Sorti en 1951, Alice au pays des merveilles occupe une place particulière dans le catalogue Disney. Contrairement à des classiques comme Blanche-Neige ou Cendrillon, il ne suit pas une intrigue linéaire et ne met pas en scène un héros confronté à des obstacles précis. Chaque scène, chaque rencontre et chaque décor participe à construire un monde où l’imaginaire prime sur la logique. L’absurde devient poétique et la musique ne se contente pas d’accompagner l’action : elle instaure l’atmosphère entière du récit.

Ce long-métrage explore un univers où les règles du quotidien se plient à la fantaisie, où des personnages inattendus deviennent des guides pour notre curiosité, et où chaque chanson agit à la fois comme une clôture poétique du monde réel et comme une porte ouverte vers le rêve. La richesse de ces chansons tient précisément à ce rôle : elles ne commentent pas simplement les émotions d’un personnage, elles définissent le monde lui-même et son fonctionnement particulier.
Des personnages et des décors fantastiques
Le film regorge de personnages extraordinaires, de situations surprenantes et de décors mouvants. Il joue sur la déformation du réel, la multiplication des perspectives et des dialogues qui oscillent entre logique et non-sens. Au premier abord, cette approche peut sembler déconcertante, mais c’est précisément ce qui confère au film son charme et sa singularité.

Chaque élément du monde d’Alice — du plus petit détail à la mise en scène globale — contribue à immerger le spectateur dans un univers où la logique habituelle est suspendue. Les personnages fantastiques et les interactions imprévisibles montrent qu’ici, même les plus petits gestes ou paroles peuvent avoir un effet poétique ou surprenant. Ce mélange de réel et d’imaginaire fait du film une exploration constante et fascinante de l’étrangeté.
La chanson comme introduction poétique
Une séquence musicale emblématique illustre parfaitement cette approche : la chanson « Un matin de mai fleuri » (All in the Golden Afternoon en version originale). Après avoir suivi le Lapin Blanc et avoir réduit sa taille en mangeant un petit morceau biscuit, Alice se retrouve dans un jardin étrange et coloré, peuplé de fleurs parlantes.

Ici, la chanson n’est pas chantée par Alice, mais par les fleurs elles-mêmes. Chaque fleur possède sa propre personnalité : certaines graves, d’autres aiguës, certaines timides, d’autres exubérantes. Leur harmonie collective crée un chœur vivant et immersif. La mélodie, douce et flottante, évoque un après-midi doré et transporte immédiatement le spectateur dans un monde où la nature est consciente et expressive. Alice, observatrice silencieuse, est intégrée à la scène sans chanter, ce qui renforce le rôle de la chanson comme guide pour comprendre le Pays des Merveilles.

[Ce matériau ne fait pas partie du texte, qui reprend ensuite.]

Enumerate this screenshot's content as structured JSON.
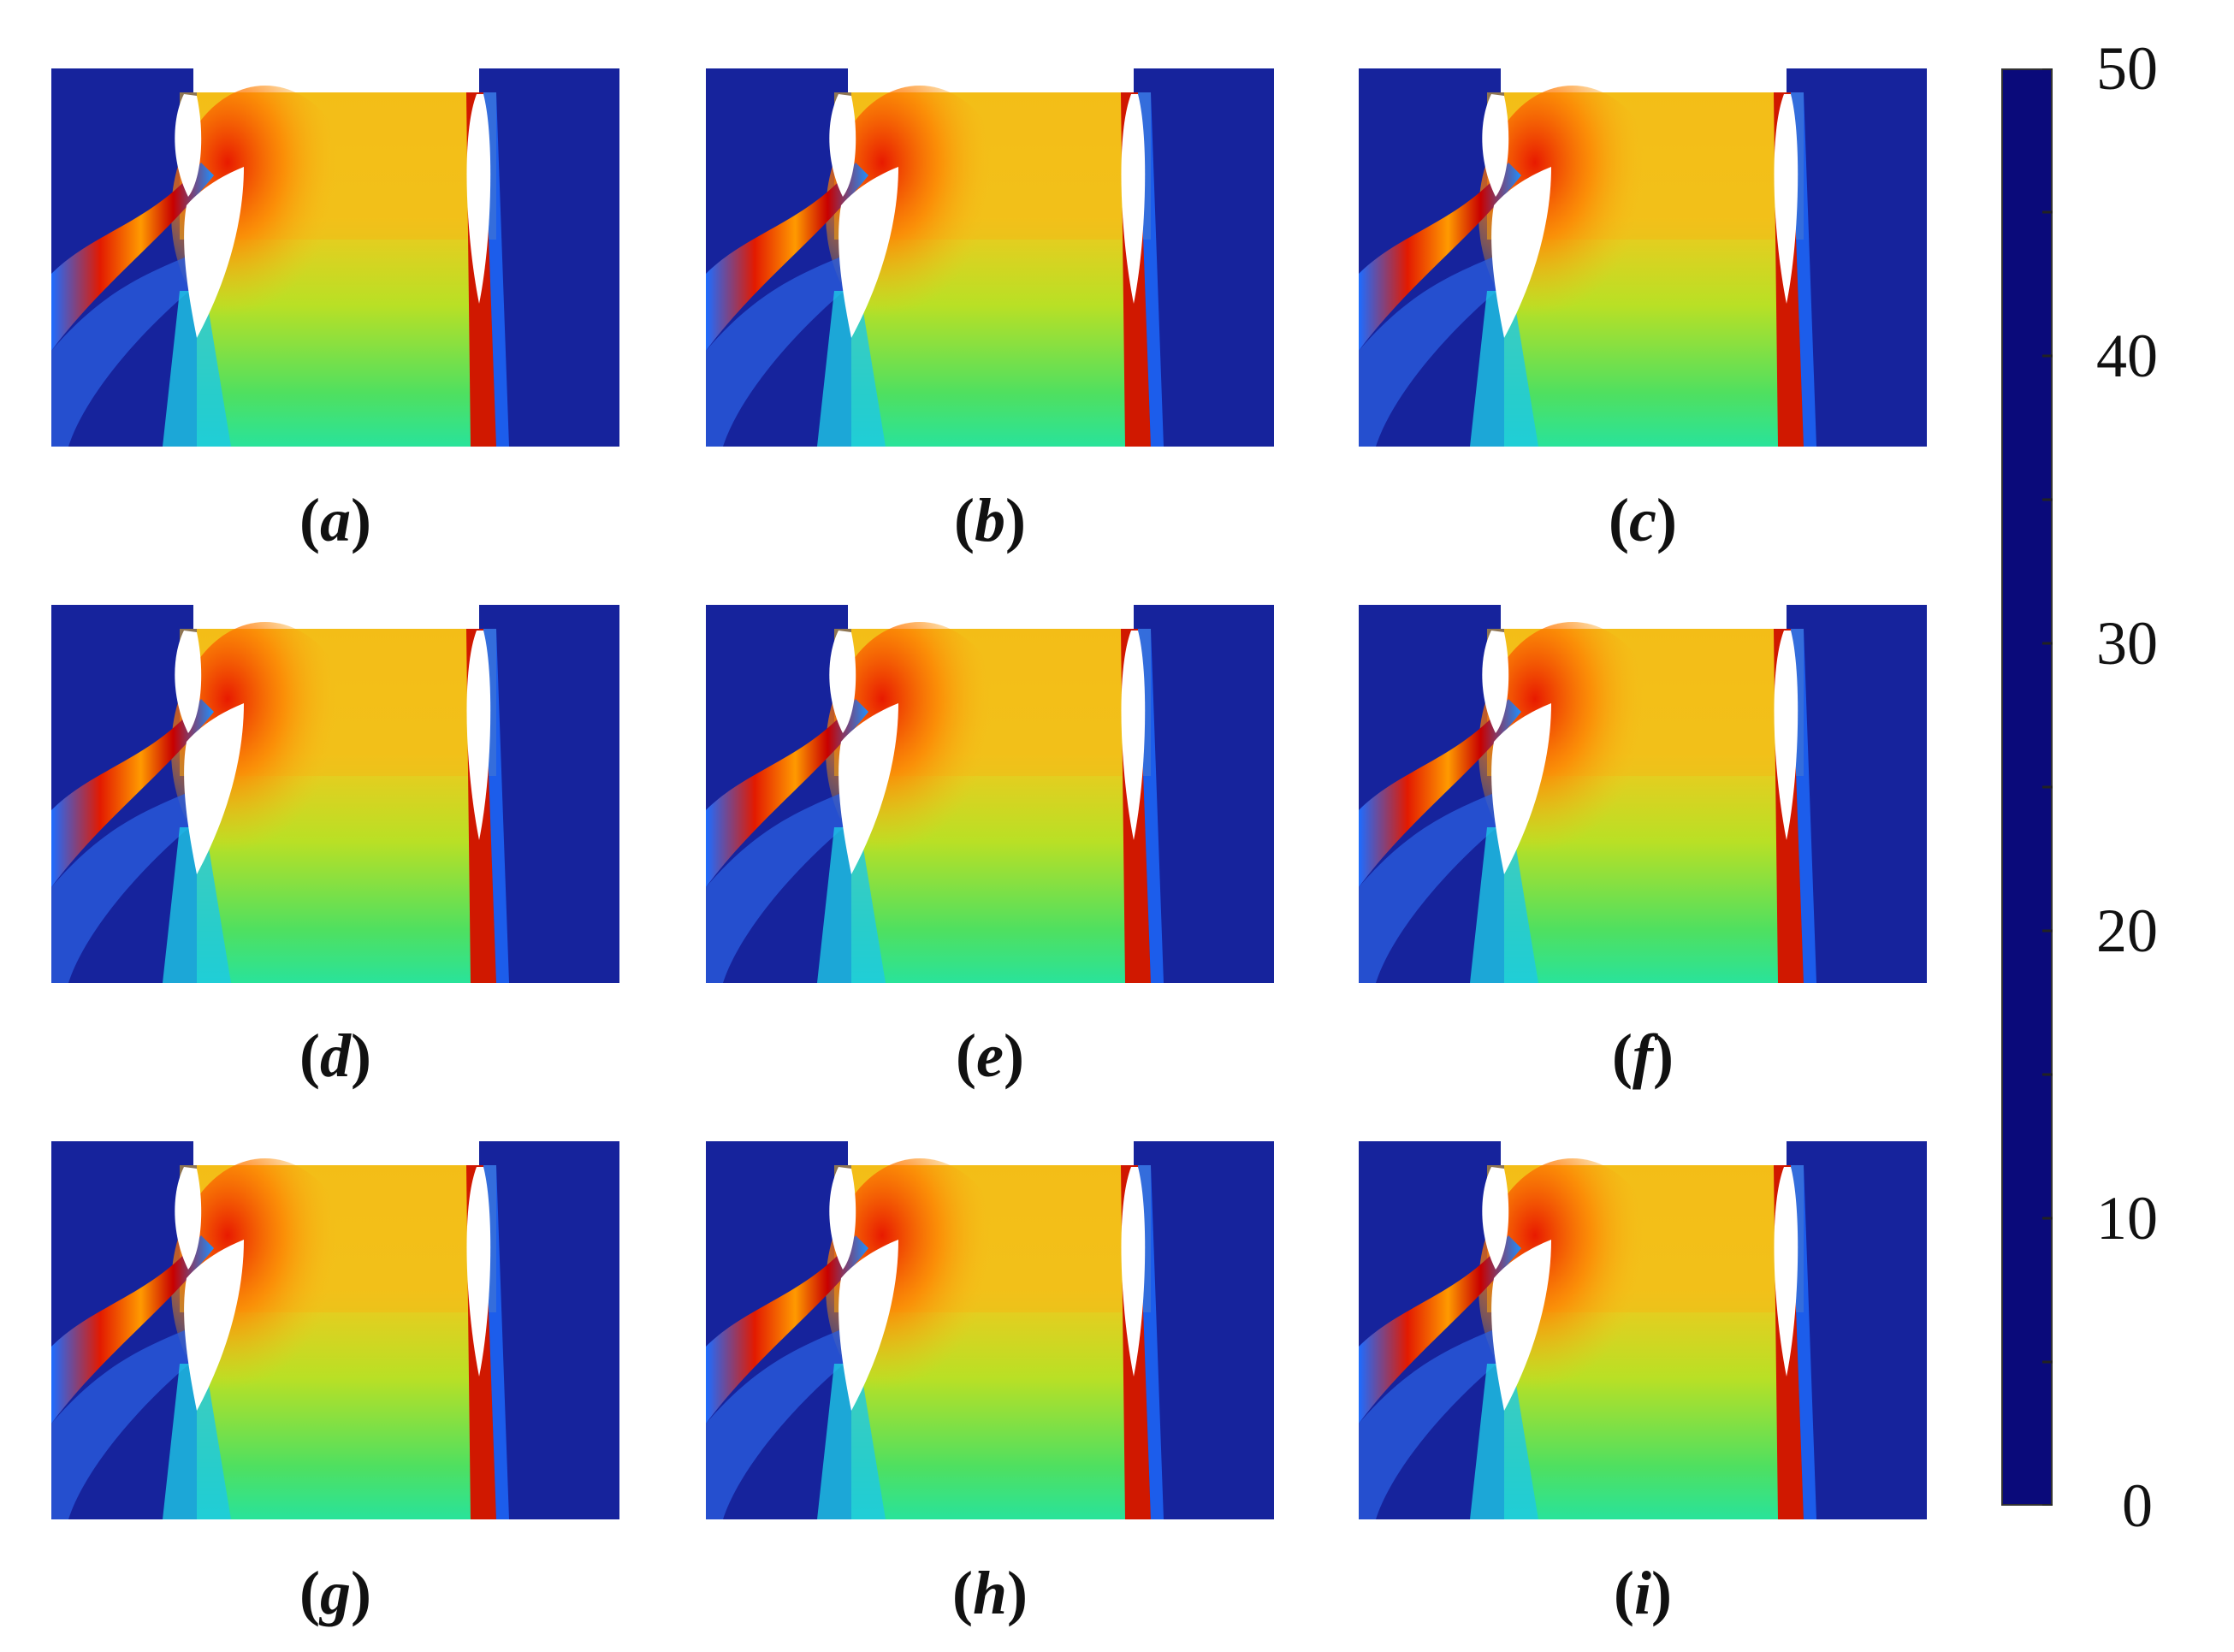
{
  "panels": [
    {
      "label": "a"
    },
    {
      "label": "b"
    },
    {
      "label": "c"
    },
    {
      "label": "d"
    },
    {
      "label": "e"
    },
    {
      "label": "f"
    },
    {
      "label": "g"
    },
    {
      "label": "h"
    },
    {
      "label": "i"
    }
  ],
  "colorbar": {
    "min": 0,
    "max": 50,
    "tick_labels": [
      "50",
      "40",
      "30",
      "20",
      "10",
      "0"
    ],
    "colormap": [
      "#0a0a7a",
      "#1a2fd6",
      "#1e90ff",
      "#00e6e6",
      "#20e67a",
      "#7ee020",
      "#f0e000",
      "#ff8c00",
      "#e60000",
      "#7a0000"
    ]
  }
}
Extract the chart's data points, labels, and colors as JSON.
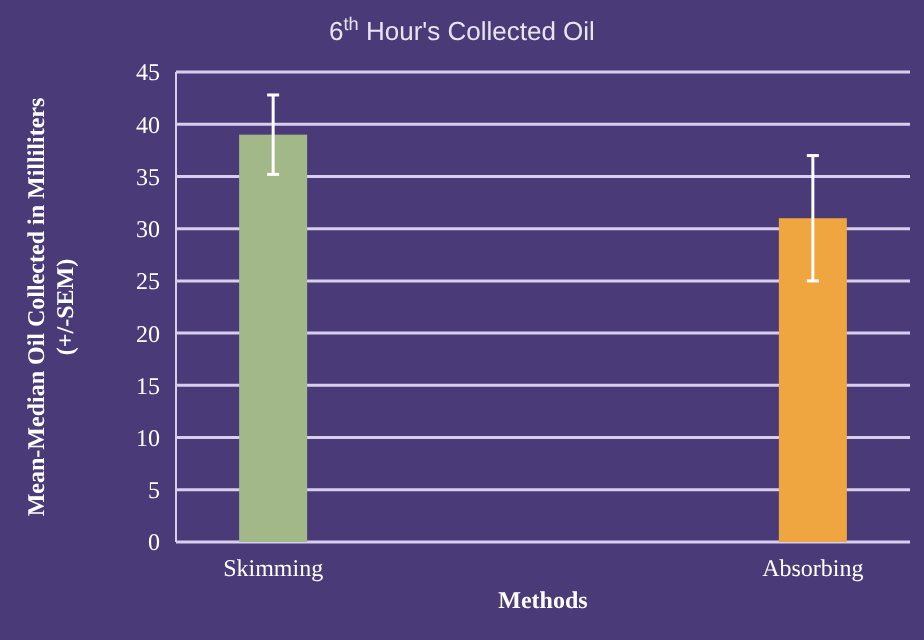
{
  "chart_data": {
    "type": "bar",
    "title": "6$^{th}$ Hour's Collected Oil",
    "xlabel": "Methods",
    "ylabel": "Mean-Median Oil Collected in Milliliters (+/-SEM)",
    "categories": [
      "Skimming",
      "Absorbing"
    ],
    "values": [
      39,
      31
    ],
    "colors": [
      "#a3b889",
      "#f0a640"
    ],
    "errors": [
      3.8,
      6
    ],
    "ylim": [
      0,
      45
    ],
    "yticks": [
      0,
      5,
      10,
      15,
      20,
      25,
      30,
      35,
      40,
      45
    ],
    "grid": "y"
  }
}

Les paroles, évoquant fleurs, brises légères et après-midi ensoleillé, installent un univers légèrement décalé où la nature elle-même chante sur sa propre existence. La chanson anticipe ainsi les règles de ce monde : elles sont différentes, souvent absurdes, mais toujours poétiques.
Une expérience visuelle, musicale et symbolique
La séquence se distingue également par la coordination précise entre musique et animation. Chaque fleur se balance selon sa propre intonation, chaque geste correspond à une note ou une inflexion du chant. L’effet est celui d’un chœur vivant où image et son ne font plus qu’un.

Après le chant, les fleurs posent à Alice une question cruciale : à quelle variété appartient-elle ? Ne la reconnaissant pas comme fleur, elles la considèrent comme une “mauvaise herbe” et la repoussent. Ce moment, à la fois absurde et symbolique, évoque l’exclusion et la différence, tout en soulignant la nécessité pour Alice de continuer à explorer et à s’adapter à ce monde étrange.

Musicalement, la mélodie composée par Harry Woods avec des paroles de Larry Morey est légère et pastorale, mais possède cette qualité flottante qui la rend légèrement irréelle. Elle n’est ni dramatique ni héroïque : elle est contemplative et suggestive. Ce morceau illustre parfaitement la démarche de Disney à cette époque, qui consistait à créer des chansons non narratives. Plutôt que de décrire une émotion ou un vœu d’un personnage, la musique installe une ambiance et une logique propre au monde qu’elle accompagne.

Ainsi, cette chanson devient un véritable seuil : elle ouvre l’univers du Pays des Merveilles et prépare le spectateur à un monde où tout, vivant, parlant et musical, fonctionne selon ses propres règles. Musique et animation fusionnent pour offrir une expérience immersive et poétique, où l’on ressent l’univers avant même qu’une action narrative ne se produise.